Next we look at the "set of all possible sequences* with no repeats  consistent wit NL (these are our circuits/loops) of the elements of W" - call it Ws. The elements of Ws look like this for any element x of W: (x, y, z, r,…, s, t, x) if W is countable, or the union of [x, r] and [t, x], if W is uncountable, and none of y, z, r,…, s, t  are equal to x (*). Eternal Return demands that Ws is non empty.
It also insists that there are no infinitely long elements in Ws, since if it was otherwise it would be possible to enter a non-terminating sequence with no repeats (in it the ER view would be false) - contradiction. Hence all elements of Ws are finite
  • Ws is finite: there are only finitely many distinct world histories with no return.
    • Hence W is finite or some NL consistent states of affairs never obtain, which raises the question: what makes those states NL consistent? Wouldn’t NL consistency of a state w(a) demand that it can obtain?

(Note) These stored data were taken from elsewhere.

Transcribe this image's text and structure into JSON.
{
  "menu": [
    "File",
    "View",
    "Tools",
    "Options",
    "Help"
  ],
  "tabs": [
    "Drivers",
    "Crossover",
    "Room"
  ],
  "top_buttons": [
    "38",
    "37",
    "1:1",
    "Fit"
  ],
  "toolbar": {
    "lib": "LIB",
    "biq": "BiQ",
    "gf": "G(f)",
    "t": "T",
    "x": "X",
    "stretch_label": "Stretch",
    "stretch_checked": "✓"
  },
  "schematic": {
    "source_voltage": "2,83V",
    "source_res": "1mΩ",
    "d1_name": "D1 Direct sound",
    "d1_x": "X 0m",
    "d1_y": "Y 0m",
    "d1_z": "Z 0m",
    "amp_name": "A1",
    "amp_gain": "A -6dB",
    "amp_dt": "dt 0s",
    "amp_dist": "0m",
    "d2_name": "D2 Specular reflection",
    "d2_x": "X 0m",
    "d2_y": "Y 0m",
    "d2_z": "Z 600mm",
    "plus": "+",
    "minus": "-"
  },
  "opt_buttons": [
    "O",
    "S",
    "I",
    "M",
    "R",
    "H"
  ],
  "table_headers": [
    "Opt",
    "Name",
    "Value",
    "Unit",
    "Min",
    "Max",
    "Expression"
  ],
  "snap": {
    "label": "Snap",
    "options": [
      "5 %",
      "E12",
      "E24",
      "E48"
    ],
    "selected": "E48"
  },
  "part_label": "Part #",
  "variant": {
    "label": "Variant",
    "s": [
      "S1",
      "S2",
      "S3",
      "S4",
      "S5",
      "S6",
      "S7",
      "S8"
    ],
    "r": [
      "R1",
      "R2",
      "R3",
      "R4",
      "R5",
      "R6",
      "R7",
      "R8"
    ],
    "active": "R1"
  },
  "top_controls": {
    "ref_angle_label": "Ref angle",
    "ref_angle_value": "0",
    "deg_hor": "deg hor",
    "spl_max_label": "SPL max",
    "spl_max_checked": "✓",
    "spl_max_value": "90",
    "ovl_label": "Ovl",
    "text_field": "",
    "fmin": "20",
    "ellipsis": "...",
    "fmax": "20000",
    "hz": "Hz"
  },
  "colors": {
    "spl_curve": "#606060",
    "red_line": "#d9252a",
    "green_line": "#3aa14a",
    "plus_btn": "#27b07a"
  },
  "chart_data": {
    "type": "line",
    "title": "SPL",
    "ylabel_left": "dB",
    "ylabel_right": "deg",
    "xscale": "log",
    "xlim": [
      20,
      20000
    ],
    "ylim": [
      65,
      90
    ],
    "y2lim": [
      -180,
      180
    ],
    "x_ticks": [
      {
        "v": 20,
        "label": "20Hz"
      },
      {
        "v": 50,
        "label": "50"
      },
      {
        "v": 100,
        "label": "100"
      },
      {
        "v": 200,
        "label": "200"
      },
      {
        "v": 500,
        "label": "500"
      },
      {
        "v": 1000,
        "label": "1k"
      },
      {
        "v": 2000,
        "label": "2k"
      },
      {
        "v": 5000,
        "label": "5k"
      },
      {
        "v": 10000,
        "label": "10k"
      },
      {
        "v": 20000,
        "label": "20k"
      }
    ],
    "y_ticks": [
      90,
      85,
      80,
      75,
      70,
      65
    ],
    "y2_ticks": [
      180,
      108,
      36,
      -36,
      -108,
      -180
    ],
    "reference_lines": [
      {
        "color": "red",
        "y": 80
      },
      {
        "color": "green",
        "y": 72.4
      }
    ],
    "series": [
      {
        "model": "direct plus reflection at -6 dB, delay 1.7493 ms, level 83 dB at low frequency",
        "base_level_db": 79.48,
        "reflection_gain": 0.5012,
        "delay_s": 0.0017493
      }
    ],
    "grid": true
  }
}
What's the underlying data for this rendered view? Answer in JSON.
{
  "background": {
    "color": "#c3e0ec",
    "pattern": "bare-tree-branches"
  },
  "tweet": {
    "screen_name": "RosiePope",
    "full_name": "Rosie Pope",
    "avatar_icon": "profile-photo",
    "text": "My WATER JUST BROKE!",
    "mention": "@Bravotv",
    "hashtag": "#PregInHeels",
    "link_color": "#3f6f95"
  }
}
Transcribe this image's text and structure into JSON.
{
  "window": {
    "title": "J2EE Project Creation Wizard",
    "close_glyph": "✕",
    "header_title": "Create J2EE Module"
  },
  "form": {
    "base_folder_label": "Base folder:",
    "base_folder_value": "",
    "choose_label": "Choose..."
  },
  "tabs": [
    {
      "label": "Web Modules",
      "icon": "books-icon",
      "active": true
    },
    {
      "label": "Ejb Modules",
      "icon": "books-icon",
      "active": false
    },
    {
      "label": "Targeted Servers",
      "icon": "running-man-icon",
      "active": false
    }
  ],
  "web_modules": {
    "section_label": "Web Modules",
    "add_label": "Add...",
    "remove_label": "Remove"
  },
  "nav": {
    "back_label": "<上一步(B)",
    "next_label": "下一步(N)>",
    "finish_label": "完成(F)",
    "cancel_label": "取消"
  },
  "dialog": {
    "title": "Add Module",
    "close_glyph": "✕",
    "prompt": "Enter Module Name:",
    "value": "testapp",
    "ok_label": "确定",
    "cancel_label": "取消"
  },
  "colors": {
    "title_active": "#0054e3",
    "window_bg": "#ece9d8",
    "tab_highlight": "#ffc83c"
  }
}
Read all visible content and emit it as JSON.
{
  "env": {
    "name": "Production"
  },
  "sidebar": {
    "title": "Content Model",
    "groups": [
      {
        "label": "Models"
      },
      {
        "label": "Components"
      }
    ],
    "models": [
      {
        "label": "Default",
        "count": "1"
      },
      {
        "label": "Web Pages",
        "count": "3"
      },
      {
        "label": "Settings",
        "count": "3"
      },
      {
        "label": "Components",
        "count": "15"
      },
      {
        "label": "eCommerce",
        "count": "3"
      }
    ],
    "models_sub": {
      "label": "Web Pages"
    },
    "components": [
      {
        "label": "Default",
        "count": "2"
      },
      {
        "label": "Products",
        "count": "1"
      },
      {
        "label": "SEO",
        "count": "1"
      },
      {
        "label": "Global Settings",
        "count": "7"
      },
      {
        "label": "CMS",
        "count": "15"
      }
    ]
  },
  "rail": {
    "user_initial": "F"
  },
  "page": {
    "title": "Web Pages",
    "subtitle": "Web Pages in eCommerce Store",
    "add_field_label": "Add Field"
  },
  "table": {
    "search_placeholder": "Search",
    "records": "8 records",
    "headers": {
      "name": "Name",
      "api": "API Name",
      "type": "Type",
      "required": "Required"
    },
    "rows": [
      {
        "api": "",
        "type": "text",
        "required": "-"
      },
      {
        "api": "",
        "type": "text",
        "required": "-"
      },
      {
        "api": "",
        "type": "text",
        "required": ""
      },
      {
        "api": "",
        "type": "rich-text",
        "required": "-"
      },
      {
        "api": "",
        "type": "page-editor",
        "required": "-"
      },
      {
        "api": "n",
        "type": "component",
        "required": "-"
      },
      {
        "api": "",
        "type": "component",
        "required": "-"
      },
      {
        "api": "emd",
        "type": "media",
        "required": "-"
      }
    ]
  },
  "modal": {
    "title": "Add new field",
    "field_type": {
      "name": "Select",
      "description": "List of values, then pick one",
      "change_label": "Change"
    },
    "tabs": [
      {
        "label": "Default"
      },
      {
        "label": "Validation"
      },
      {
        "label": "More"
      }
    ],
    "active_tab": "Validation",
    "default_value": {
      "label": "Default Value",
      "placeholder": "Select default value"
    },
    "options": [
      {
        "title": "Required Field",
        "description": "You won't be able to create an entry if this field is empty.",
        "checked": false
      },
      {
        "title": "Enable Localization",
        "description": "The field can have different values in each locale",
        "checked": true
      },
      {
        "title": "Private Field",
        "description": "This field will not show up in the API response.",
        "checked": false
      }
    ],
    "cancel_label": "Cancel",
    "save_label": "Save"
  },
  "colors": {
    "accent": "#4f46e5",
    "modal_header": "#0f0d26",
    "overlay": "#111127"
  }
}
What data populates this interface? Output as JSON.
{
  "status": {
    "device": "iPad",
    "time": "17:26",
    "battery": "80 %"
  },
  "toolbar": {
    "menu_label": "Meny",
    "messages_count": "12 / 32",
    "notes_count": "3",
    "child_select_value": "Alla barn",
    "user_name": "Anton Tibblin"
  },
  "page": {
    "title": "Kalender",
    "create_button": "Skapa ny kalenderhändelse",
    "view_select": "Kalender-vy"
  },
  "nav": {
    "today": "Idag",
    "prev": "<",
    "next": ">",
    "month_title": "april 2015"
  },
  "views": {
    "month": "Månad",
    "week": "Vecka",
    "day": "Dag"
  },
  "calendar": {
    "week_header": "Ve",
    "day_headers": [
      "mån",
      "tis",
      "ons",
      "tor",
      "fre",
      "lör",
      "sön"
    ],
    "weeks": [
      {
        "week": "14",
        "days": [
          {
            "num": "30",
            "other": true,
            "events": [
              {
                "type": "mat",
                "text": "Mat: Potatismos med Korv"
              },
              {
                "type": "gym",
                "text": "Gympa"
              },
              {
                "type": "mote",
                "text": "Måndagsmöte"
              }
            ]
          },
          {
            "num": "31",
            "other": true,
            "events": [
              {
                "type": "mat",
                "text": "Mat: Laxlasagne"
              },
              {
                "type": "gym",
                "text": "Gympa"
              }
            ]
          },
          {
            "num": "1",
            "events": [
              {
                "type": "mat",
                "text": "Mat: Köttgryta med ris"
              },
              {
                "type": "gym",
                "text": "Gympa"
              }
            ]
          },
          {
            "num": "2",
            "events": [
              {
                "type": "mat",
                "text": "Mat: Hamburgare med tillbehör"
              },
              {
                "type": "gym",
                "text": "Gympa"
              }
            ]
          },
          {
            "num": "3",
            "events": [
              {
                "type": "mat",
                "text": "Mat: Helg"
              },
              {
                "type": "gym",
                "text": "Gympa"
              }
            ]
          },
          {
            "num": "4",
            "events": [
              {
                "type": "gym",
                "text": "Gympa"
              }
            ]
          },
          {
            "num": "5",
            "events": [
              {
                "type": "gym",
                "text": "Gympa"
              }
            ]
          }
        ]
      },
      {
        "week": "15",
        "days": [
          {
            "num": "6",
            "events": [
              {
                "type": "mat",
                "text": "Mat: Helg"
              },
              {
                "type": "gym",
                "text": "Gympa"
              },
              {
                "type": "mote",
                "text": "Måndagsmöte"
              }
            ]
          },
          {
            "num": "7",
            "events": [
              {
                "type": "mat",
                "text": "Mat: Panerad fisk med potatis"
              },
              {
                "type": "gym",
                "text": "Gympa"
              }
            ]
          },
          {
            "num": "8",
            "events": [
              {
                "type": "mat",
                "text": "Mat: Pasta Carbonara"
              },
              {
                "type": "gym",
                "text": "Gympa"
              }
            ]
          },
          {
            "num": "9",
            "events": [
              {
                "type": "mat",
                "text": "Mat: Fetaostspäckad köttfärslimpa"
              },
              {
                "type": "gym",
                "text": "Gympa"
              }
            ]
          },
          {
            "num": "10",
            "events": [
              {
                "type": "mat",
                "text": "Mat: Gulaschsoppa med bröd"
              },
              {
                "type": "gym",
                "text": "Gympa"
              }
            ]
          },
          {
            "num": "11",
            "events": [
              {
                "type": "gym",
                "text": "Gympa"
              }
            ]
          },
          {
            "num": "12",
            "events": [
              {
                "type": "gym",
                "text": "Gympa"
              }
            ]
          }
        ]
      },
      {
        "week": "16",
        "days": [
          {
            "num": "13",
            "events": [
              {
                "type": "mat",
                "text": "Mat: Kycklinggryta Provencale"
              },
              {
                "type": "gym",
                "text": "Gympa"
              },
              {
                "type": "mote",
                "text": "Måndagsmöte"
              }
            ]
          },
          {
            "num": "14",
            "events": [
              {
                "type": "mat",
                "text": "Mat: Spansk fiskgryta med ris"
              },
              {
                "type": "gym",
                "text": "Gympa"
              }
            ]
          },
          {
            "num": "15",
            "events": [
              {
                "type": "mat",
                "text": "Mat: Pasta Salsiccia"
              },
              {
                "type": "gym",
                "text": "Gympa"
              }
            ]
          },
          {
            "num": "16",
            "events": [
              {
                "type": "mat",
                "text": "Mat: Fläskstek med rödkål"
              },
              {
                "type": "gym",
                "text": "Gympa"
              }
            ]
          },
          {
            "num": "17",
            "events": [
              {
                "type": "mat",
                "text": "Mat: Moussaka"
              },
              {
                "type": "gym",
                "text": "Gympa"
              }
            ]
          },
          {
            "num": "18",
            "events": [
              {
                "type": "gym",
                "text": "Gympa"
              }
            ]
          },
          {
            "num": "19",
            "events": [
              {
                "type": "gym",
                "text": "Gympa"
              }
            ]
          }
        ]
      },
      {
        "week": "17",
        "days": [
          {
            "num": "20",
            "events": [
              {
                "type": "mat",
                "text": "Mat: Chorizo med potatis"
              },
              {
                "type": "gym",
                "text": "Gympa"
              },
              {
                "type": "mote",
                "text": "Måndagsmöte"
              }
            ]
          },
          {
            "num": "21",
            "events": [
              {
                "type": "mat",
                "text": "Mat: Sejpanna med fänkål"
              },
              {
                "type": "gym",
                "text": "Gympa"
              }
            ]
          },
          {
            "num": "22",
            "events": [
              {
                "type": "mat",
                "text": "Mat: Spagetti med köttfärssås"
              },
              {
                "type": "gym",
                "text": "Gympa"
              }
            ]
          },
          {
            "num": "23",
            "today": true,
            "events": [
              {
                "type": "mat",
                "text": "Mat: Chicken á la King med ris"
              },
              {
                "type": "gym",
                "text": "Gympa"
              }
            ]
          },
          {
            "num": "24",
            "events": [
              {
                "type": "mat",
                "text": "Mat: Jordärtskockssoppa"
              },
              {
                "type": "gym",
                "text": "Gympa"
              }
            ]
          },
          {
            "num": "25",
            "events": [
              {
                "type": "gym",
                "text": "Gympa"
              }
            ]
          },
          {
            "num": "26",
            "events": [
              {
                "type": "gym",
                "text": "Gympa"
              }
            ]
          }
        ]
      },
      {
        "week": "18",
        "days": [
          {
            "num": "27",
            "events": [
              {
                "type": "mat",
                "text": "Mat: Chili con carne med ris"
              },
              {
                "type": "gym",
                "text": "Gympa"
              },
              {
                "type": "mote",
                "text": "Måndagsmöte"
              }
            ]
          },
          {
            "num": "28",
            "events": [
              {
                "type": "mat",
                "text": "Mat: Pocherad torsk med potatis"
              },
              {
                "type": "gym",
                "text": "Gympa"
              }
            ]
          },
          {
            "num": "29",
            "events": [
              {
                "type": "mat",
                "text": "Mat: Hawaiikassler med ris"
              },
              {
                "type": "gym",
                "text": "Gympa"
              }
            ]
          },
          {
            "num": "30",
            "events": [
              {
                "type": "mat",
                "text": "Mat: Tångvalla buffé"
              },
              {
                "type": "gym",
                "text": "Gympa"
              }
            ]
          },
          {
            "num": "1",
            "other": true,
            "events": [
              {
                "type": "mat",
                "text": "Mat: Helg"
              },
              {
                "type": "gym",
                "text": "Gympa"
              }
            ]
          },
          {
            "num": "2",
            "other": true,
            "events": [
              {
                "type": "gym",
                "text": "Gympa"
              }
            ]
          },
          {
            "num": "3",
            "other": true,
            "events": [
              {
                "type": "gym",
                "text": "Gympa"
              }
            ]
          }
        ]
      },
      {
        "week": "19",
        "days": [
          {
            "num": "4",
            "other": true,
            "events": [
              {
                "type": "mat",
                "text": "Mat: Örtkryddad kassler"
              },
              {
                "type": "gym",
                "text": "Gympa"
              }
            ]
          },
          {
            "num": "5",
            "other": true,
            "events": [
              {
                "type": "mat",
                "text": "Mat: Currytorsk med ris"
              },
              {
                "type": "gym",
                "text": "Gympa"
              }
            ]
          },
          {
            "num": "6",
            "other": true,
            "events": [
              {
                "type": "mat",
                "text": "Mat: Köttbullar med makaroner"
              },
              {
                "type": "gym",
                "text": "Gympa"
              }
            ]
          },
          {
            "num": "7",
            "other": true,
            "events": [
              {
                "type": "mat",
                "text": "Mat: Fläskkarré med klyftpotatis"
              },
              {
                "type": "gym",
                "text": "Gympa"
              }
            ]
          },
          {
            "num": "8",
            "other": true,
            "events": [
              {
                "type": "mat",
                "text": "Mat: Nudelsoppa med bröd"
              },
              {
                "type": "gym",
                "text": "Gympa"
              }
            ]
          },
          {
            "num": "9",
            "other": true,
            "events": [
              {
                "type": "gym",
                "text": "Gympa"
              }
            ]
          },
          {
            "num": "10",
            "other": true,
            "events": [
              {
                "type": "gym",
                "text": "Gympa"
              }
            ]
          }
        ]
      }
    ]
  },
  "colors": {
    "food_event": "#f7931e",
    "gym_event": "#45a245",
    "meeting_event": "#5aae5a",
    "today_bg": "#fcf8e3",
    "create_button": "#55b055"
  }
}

But then if w(a) can’t obtain, it is no longer NL consistent – contradiction.
    • Hence W is finite.

Next, we model Eternity.
Also ER implies that either, there is no beginning of time, or if there was one we get an immediate contradiction, or if we’re lenient and look the other way we still will be left with an eternity consisting of an impoverished oscillation between states, which also could be considered empirically falsified since we perceive change. A detailed proof could be provided, but just consider the fact that the first instant of time is nor a return point of any predecessor except itself (contrary to ER), and any future instant of time will always lack sufficient predecessors to satisfy both requirements - change and the ER requirement. So we model Eternity to be isomorphic with the integers i.e. it extends into infinity both into the past and to the future.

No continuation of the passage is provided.